Japan have not played at the U19 Worlds since 1999 - a year after grabbing their last FIBA Asia U18 podium finish in third place. But the aim is for Mikami and Co. to finish in the first three and book their ticket to the 2016 FIBA U19 World Championship. 

"We only have played two games so we must grow as a team. But we want to make it to the top three and qualify for the U19 Worlds," Mikami said.

Outside shooting is a major factor in Japan's game and Mikami has struggled thus far in Tehran, hitting just 5-of-28 from long range while fellow sharpshooter Yudai Nishida also has been off with just 7-of-24 three-pointers. 

As a team, Japan are making just 23 percent of their long balls. And the team needs to look for different ways to win if that happens, said Mikami, who scored nine points and hit just 2-of-10 three-pointers against Iran but iced the thrilling win with his free throw with 6 seconds to play.

"Some certain times, we are not able to make our shots. If that happens, we have to penetrate more and kick out or dish," said Mikami, who is averaging 9.0 points and 3.7 rebounds as Japan are 2-1 in their group. "We should not rely on outside shooting. We must play much better defence in that period of time."

"I would like to utilise that experience (losing in FIBA Asia U18 Quarter-Finals) and relay to my teammates who do not have that experience. And when the team is not performing well, I want to change the atmosphere." Mikami

Still, shooting is Mikami's forte. The Hokkaido native started to play basketball when he was 10 years old because his mother was a coach. And he grew up watching role model J.J. Redick launch three-pointers for the Los Angeles Clippers.

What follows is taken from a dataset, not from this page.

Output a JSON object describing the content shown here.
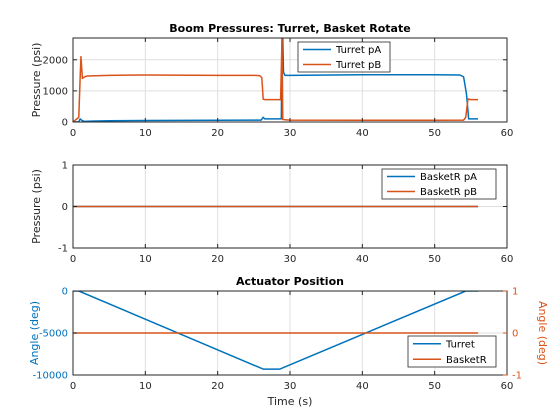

Mikami showed at this spring's Albert Schweitzer Tournament in Germany what he is capable of doing from outside. After hitting just 24 percent of his triples in the first three games at that tournamemt, Mikami heated up and nailed at least five threes in Japan's final three games, making 19 of 35 three-balls - or 54 percent - to finish at 42 percent for the tournament.

Mikami has another goal a bit more long term than even playing next summer at the 2017 FIBA U19 World Championship. He would love to play for his country at the 2020 Olympic Games in Tokyo. 

"I would like to be able to make that team," he said. "I need to have much better shooting performances, plus my passing, penetration, and all other skills must be polished."

Until the Olympics, Mikami has plenty of time. Now he wants to make up for that regret from two years ago.